Après les élections européennes, renverser le rapport de force pour remettre l’humain au centre du développement de notre société.
Les élections européennes ont montré à nouveau que les citoyens (femmes et hommes) ne votent pas pour la gauche radicale (ci-après nommée la Gauche). À quelques exceptions près, les partis de gauche peinent à se maintenir ou s’effondrent.
Le duel libéraux-extrême droite, un jeu des plus dangereux
Malgré une abstention toujours massive, trop d’Européens ont encore voté pour l’extrême droite, qui continue de s’enraciner et de se développer, notamment à cause des politiques d’austérité commandées par les néolibéraux, majoritaires dans les instances européennes, et qui organisent et se complaisent dans ce nouveau duel avec l’extrême droite. Un jeu des plus dangereux faisant ainsi des nationalistes leurs seuls opposants. Il est devenu commun de dire que l’extrême droite augmente un peu partout. Ce n’est plus exceptionnel, cela ne semble plus catastrophique et elle est déjà au pouvoir dans plusieurs pays européens. Des partis comme les autres. Une « nouveauté » à essayer puisque le reste ne fonctionne pas. C’est maintenant une habitude. Une résignation ? Nous sommes face à une grande amnésie collective sur les dangers réels d’une telle idéologie prônant la supériorité de certains humains sur d’autres. Est-ce inévitable ? Sommes-nous condamnés à ne pas apprendre du passé, de notre histoire commune ? Allons-nous assister à la désintégration de l’Union européenne et aux replis nationalistes ?
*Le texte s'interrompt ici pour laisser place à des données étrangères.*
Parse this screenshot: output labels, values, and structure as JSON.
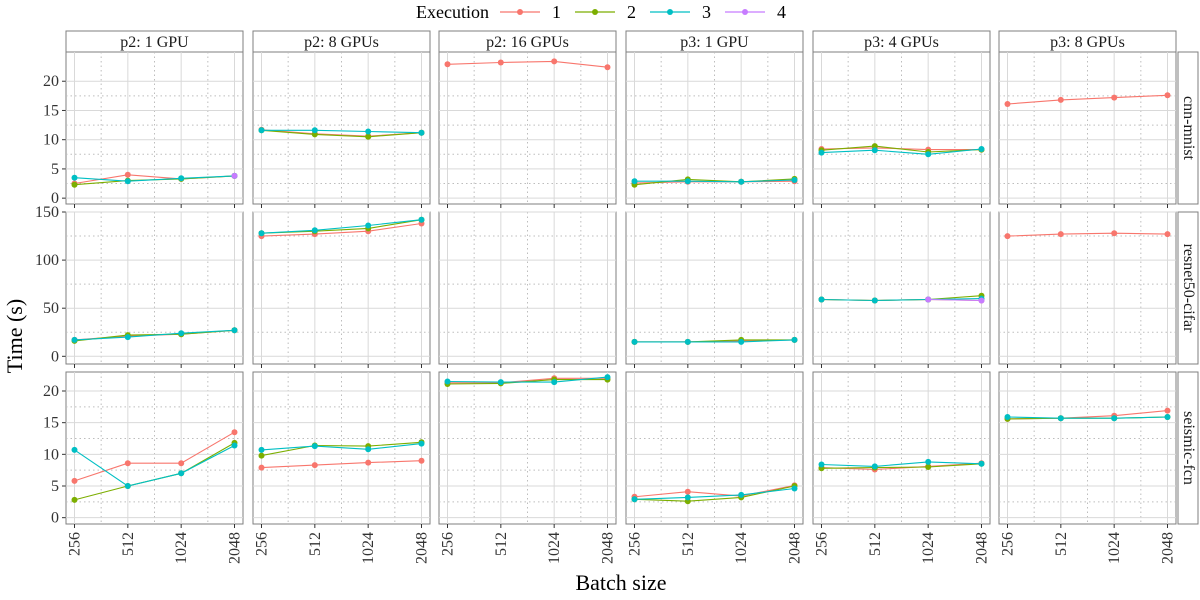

Beaucoup d’Européennes et d’Européens ont aussi voté pour la droite la plus conservatrice. Le libéralisme gagne, encore. Leur piège du débat sur « plus ou moins d’Union européenne » ou « les modérés contre les extrêmes », brandi comme un étendard servant à faire diversion, fonctionne. Pourtant, nous devrions centrer le débat sur le problème que sont les inégalités entre les humains. L’exploitation de l’homme par l’homme se poursuit et les inégalités entre les pauvres et les riches se creusent.
Mener la bataille idéologique
Pourquoi acceptons-nous de vivre dans une société dans laquelle le bien-être de l’humain n’est pas au centre de tout ? Pourquoi acceptons-nous des conditions de travail ou de logement indignes, la concurrence entre pauvres et que la richesse produite soit confisquée par 1 % de la population ? Pourquoi acceptons-nous une société où les hommes sont payés plus que les femmes, où l’aide aux migrants fuyant leur pays, quelle qu’en soit la raison, est un crime ?
Nous ne devons pas nous résigner. Même si la méfiance envers la politique gagne du terrain, le recours au populisme n’est pas une solution qui fonctionnera sur le long terme. La gauche doit redonner confiance et espoir pour renverser le rapport de force, pour remettre l’humain au centre du développement de notre société.
Nous devons inverser ces tendances électorales en menant la bataille idéologique contre le libéralisme et l’extrême droite. Le futur de l’Union européenne ne devrait pas avoir vocation à ressembler à une société ultralibérale ubérisée, repliée sur elle-même, où flexibilité, bas salaires et intolérance règnent en maître. La répartition des richesses permettrait d’améliorer les services publics, créateurs d’emplois et réducteurs d’inégalités, d’appliquer le principe de solidarité dans toute l’économie, permettant à chacune et à chacun d’avoir une vie digne, respectant ses besoins.
Tous les espaces de débats permettant des interactions et la diffusion de ces valeurs doivent être développés et renforcés par les forces de la gauche. Celles-ci peuvent se retrouver sur les nombreuses priorités qu’elles peuvent défendre en commun et laisser les quelques divergences de côté.
Mais la politique ne doit pas être déconnectée du terrain. C’est pourquoi il est essentiel d’associer celles et ceux qui se battent au quotidien sur des thématiques précises, afin de bénéficier de cette connaissance et de ces bonnes pratiques, que ce soit au sein de syndicats, d’organisations, d’associations ou de la société civile. Quelques formats existent déjà, comme le Forum européen, initié par le Parti de la gauche européenne, dans lequel chaque participant garde son identité et ses priorités, mais travaille sur des convergences possibles. Une autre société est possible, nous devons nous battre pour elle et pour faire gagner l’espoir.
Jarod Russel est membre de la cellule du PCF de Bruxelles.